For all the revulsion the mention of their name generates, maggots embody one noble characteristic: they are the ultimate recyclers—at least when it comes to neurons. Hatched with a nervous system that permits them to do little more than feed and crawl, they transform into complex animals with sophisticated sensory systems and behaviors, such as walking and flying.
Understanding how the maggot remodels and grows the neurons needed to build a central nervous system that can coordinate such complex behaviors has brought James Truman to the Janelia Research Campus. There, he will lead a group exploring how neuronal stem cells in the maggot produce the diversity of nerve cell types found in the adult fruit fly.
"Maggots aren't very bright," Truman says. "They don't have legs, they don't have leg motor neurons. In order to metamorphose into an adult, they need to churn out neurons and stockpile them. At metamorphosis, the neurons start to sprout and seek out adult connections. The fly is a simple enough system that we should be able to figure out how this happens."
Truman's exploration of insect nervous system development began with a fascination with hormones. As a graduate student at Harvard University, he studied the role of hormones in insect molting behavior under the tutelage of Lynn Riddiford, who is now his wife. While in graduate school, Truman identified an insect neurohormone, eclosion hormone, which causes the larvae to initiate the complex behaviors needed to molt. Shedding an exoskeleton is a high-stakes proposition for the molting larvae. If they aren't successful, they die.
"Hormones are coordinating agents that are capable of mobilizing changes all over the central nervous system," he says. "Even when you look at the mature nervous system, you still see hormones directing behavior. Animals eat food when they are hungry and reproduce during certain cycles all because hormones act on their brain to indicate the animal's physiological needs."

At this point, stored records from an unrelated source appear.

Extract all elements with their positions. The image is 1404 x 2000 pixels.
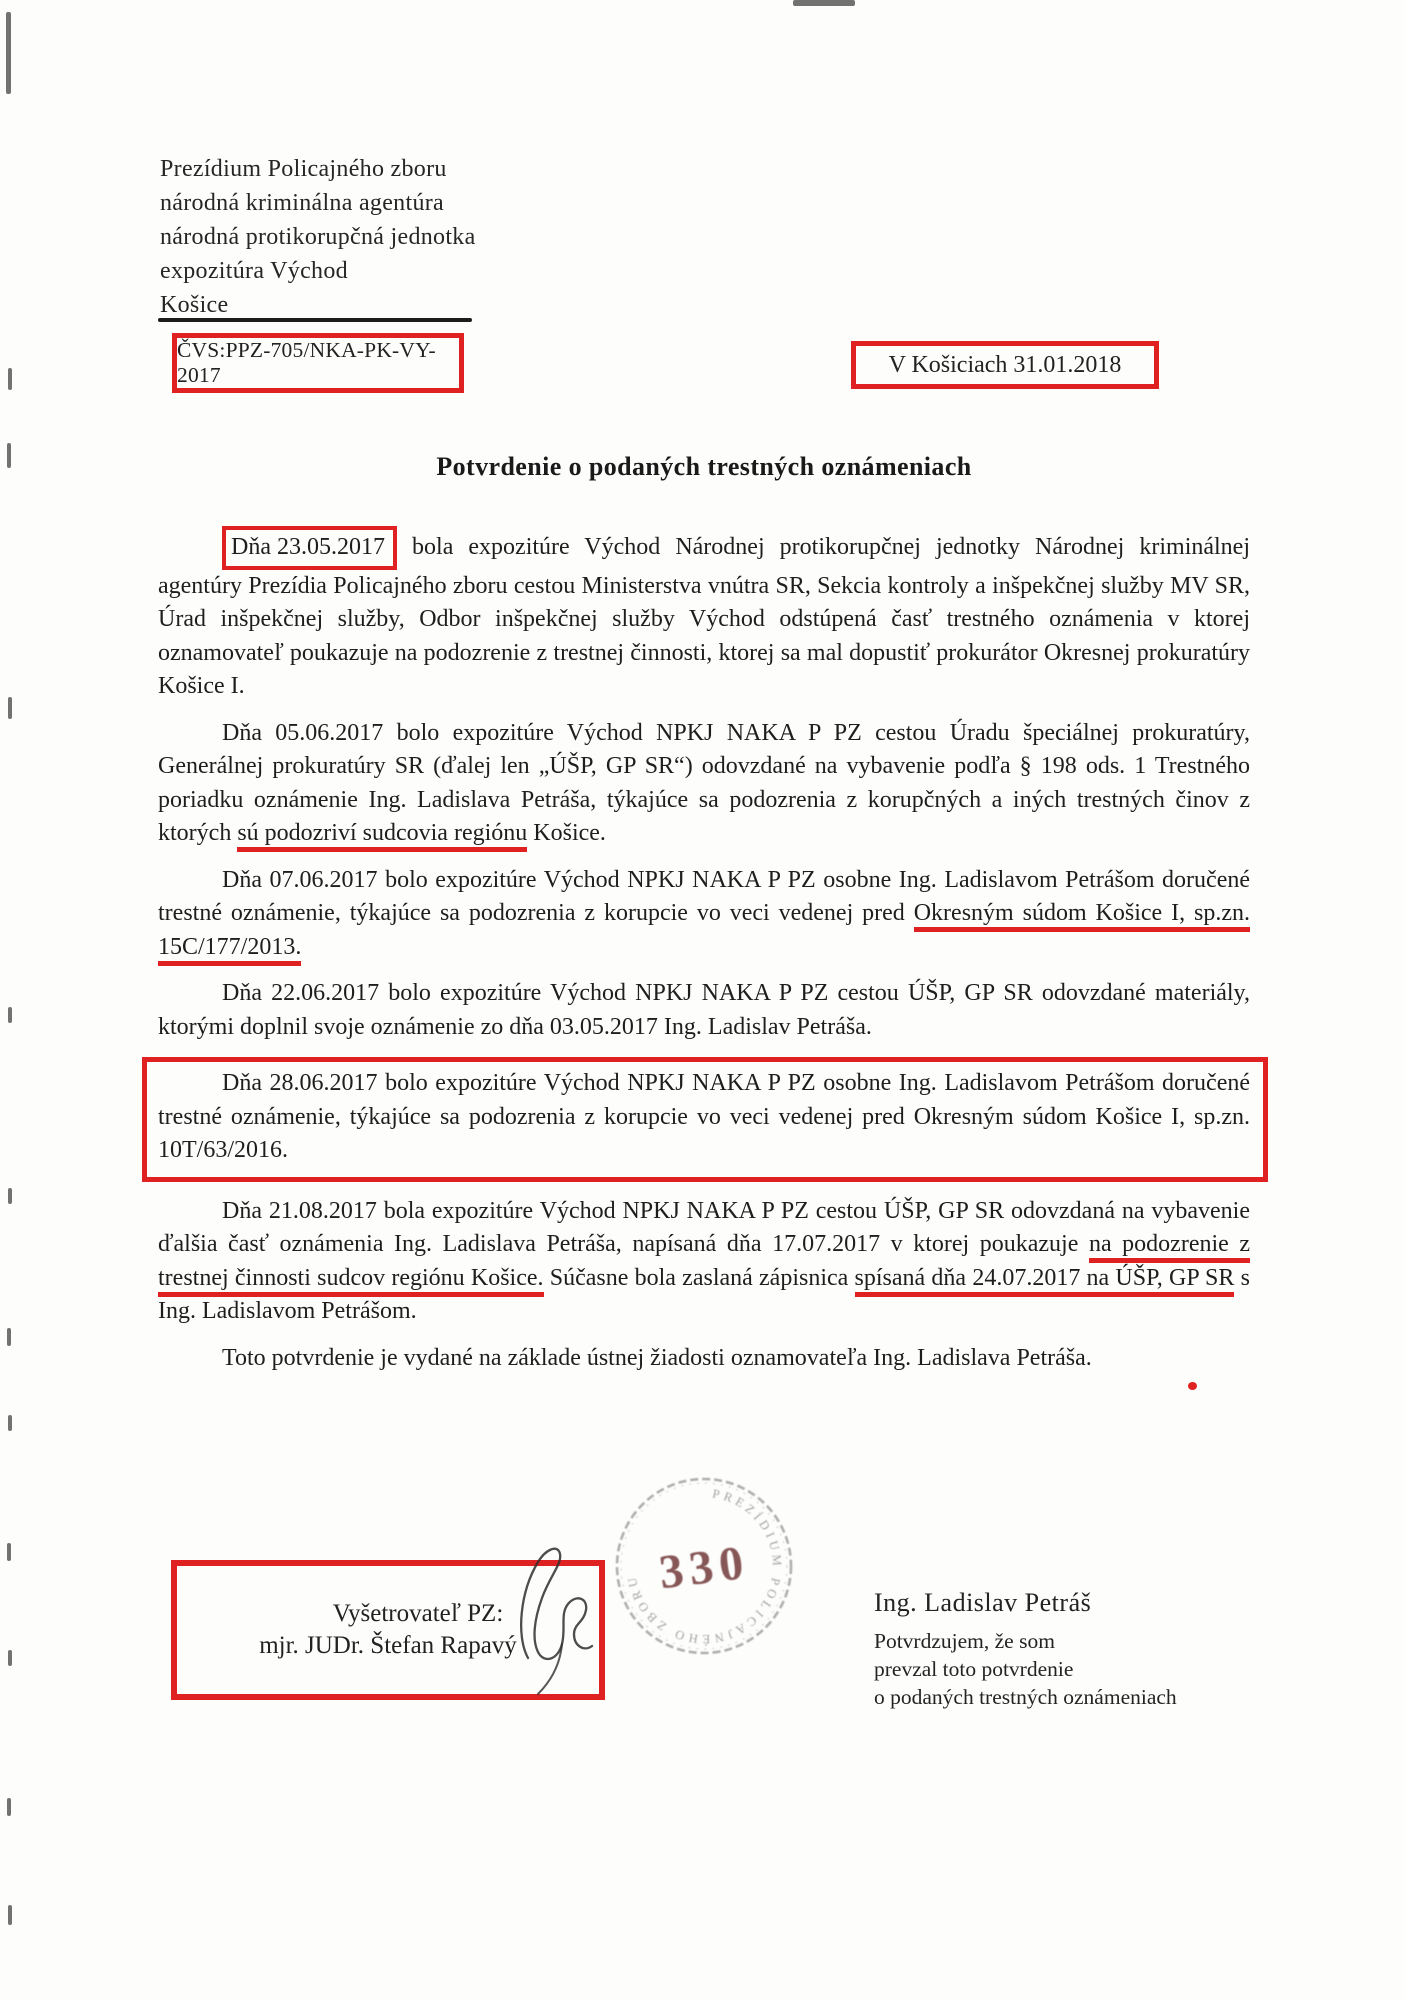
paragraph-text: Dňa 28.06.2017 bolo expozitúre Východ NP… bbox=[158, 1070, 1250, 1163]
scan-artifact bbox=[7, 443, 11, 468]
paragraph-7: Toto potvrdenie je vydané na základe úst… bbox=[158, 1342, 1250, 1376]
scan-artifact bbox=[8, 1905, 12, 1925]
recipient-name: Ing. Ladislav Petráš bbox=[874, 1588, 1177, 1618]
case-number: ČVS:PPZ-705/NKA-PK-VY-2017 bbox=[177, 338, 459, 388]
recipient-line: Potvrdzujem, že som bbox=[874, 1627, 1177, 1655]
letterhead-line: národná protikorupčná jednotka bbox=[160, 220, 476, 254]
letterhead-underline bbox=[158, 318, 472, 322]
recipient-line: prevzal toto potvrdenie bbox=[874, 1655, 1177, 1683]
letterhead: Prezídium Policajného zboru národná krim… bbox=[160, 152, 476, 322]
letterhead-line: Košice bbox=[160, 288, 476, 322]
paragraph-6: Dňa 21.08.2017 bola expozitúre Východ NP… bbox=[158, 1195, 1250, 1329]
place-date: V Košiciach 31.01.2018 bbox=[889, 352, 1122, 379]
red-underlined-text: spísaná dňa 24.07.2017 na ÚŠP, GP SR bbox=[855, 1265, 1235, 1297]
scanned-document-page: { "letterhead": { "lines": [ "Prezídium … bbox=[0, 0, 1404, 2000]
paragraph-2: Dňa 05.06.2017 bolo expozitúre Východ NP… bbox=[158, 717, 1250, 851]
highlighted-paragraph-box: Dňa 28.06.2017 bolo expozitúre Východ NP… bbox=[142, 1057, 1268, 1182]
scan-artifact bbox=[8, 368, 12, 390]
case-number-box: ČVS:PPZ-705/NKA-PK-VY-2017 bbox=[172, 333, 464, 393]
scan-artifact bbox=[8, 1007, 12, 1023]
red-dot-mark bbox=[1188, 1382, 1197, 1390]
scan-artifact bbox=[793, 0, 855, 6]
scan-artifact bbox=[8, 1415, 12, 1431]
place-date-box: V Košiciach 31.01.2018 bbox=[851, 341, 1159, 389]
scan-artifact bbox=[8, 1188, 12, 1204]
paragraph-text: Toto potvrdenie je vydané na základe úst… bbox=[222, 1345, 1092, 1371]
scan-artifact bbox=[6, 12, 11, 94]
scan-artifact bbox=[7, 1328, 11, 1346]
scan-artifact bbox=[8, 697, 12, 719]
date-highlight-box: Dňa 23.05.2017 bbox=[222, 526, 397, 570]
paragraph-text: Košice. bbox=[527, 820, 606, 846]
letterhead-line: národná kriminálna agentúra bbox=[160, 186, 476, 220]
red-underlined-text: sú podozriví sudcovia regiónu bbox=[237, 820, 527, 852]
document-title: Potvrdenie o podaných trestných oznámeni… bbox=[158, 452, 1250, 482]
paragraph-text: Dňa 21.08.2017 bola expozitúre Východ NP… bbox=[158, 1198, 1250, 1258]
scan-artifact bbox=[8, 1650, 12, 1666]
recipient-line: o podaných trestných oznámeniach bbox=[874, 1683, 1177, 1711]
paragraph-text: Dňa 22.06.2017 bolo expozitúre Východ NP… bbox=[158, 980, 1250, 1040]
paragraph-1: Dňa 23.05.2017 bola expozitúre Východ Ná… bbox=[158, 526, 1250, 704]
paragraph-4: Dňa 22.06.2017 bolo expozitúre Východ NP… bbox=[158, 977, 1250, 1044]
handwritten-signature-icon bbox=[498, 1540, 618, 1700]
scan-artifact bbox=[7, 1543, 11, 1561]
recipient-block: Ing. Ladislav Petráš Potvrdzujem, že som… bbox=[874, 1588, 1177, 1711]
stamp-number: 330 bbox=[656, 1536, 752, 1600]
paragraph-5: Dňa 28.06.2017 bolo expozitúre Východ NP… bbox=[158, 1067, 1250, 1168]
scan-artifact bbox=[7, 1798, 11, 1816]
paragraph-3: Dňa 07.06.2017 bolo expozitúre Východ NP… bbox=[158, 864, 1250, 965]
round-stamp-icon: PREZÍDIUM POLICAJNÉHO ZBORU 330 bbox=[608, 1473, 800, 1659]
letterhead-line: Prezídium Policajného zboru bbox=[160, 152, 476, 186]
document-body: Dňa 23.05.2017 bola expozitúre Východ Ná… bbox=[158, 526, 1250, 1388]
letterhead-line: expozitúra Východ bbox=[160, 254, 476, 288]
paragraph-text: Súčasne bola zaslaná zápisnica bbox=[544, 1265, 855, 1291]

Truman's work as an independent researcher has focused on how the larval central nervous system remodels itself into an adult nervous system, with special emphasis on neuronal pruning and programmed cell death. Recently, however, his focus has shifted to the adult-specific neurons generated during larval life that make up the bulk of the adult nervous system.

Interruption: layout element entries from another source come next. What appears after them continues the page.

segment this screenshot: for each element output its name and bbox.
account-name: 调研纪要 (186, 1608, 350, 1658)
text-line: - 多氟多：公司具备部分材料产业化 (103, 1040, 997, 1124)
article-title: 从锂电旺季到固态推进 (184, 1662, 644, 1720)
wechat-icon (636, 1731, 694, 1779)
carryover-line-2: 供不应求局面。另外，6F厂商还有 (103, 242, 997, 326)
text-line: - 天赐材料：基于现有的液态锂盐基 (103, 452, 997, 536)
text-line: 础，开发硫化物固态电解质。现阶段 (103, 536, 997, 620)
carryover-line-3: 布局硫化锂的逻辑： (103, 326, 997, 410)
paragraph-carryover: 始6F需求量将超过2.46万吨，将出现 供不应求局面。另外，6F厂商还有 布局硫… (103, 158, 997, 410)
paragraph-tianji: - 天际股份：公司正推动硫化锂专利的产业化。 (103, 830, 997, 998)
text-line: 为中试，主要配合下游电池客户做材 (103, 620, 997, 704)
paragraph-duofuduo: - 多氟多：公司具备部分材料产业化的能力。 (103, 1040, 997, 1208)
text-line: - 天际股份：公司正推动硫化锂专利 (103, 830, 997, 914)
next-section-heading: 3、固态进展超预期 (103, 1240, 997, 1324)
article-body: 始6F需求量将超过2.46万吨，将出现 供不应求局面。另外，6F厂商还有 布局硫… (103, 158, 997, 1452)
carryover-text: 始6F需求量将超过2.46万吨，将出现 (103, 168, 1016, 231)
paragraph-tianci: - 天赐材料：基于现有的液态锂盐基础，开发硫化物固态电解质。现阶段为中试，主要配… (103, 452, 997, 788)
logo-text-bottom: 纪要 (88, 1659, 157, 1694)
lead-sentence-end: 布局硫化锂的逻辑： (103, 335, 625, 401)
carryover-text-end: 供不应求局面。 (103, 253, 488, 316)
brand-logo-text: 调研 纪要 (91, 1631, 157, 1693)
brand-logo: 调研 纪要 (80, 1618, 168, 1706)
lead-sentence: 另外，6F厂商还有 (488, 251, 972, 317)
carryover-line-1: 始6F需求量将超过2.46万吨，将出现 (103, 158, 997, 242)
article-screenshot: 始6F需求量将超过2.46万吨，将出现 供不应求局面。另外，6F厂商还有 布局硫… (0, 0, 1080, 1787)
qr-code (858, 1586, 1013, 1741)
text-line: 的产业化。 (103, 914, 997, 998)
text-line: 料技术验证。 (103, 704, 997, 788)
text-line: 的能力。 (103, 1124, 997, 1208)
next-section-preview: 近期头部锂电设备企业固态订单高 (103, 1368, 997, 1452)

"There is a whole set of neuronal stem cells that are dormant when a maggot hatches but then start generating new neurons as the larva feeds and grows," says Truman, who retired from the biology department at the University of Washington in Seattle to join Janelia. "We just ignored them for years. But what we want to find out, on a stem cell by stem cell basis, is how they construct the adult nervous system."
Truman is concentrating on the computationally complex section of the adult fly's central nervous system that operates the wings and legs. This thoracic nervous system comprises approximately 15,000 neurons. All of those neurons are derived from 25 different stem cell lineages. Truman wants to relate circuit formation and behavior to the molecular expression patterns of each stem cell and the cells derived from it.
Each stem cell ultimately produces a long series of A and B daughter neurons. Truman is especially interested in discovering the molecular signatures specific for each of these cells because whether a cell is from the "A" or "B" lineage determines its ultimate fate in the adult.
Truman says the simplicity of the fruit fly system should allow the team to identify the gene expression patterns that determine the function of neuronal lineages relatively rapidly. Once this pattern is described for the thoracic nervous system, Truman envisions moving on to describing the insect's brain development.
Truman is eager to work with other scientists at Janelia to create a comprehensive set of fruit fly lines that will allow researchers to manipulate gene expression in all the neuronal stem cell lineages. In order to evaluate the effects of gene expression on neuronal development, he also hopes to get help from people who are skilled in analyzing the behavior of individual flies. Since his long-term goal is to understand how nervous systems have changed throughout evolution, he also plans to collaborate with the experts in comparative genomics at Janelia.
"Mammals make their neurons in a very different way from flies," says Truman. "Still, I think that there are rules in neuronal development that may be conserved through evolution."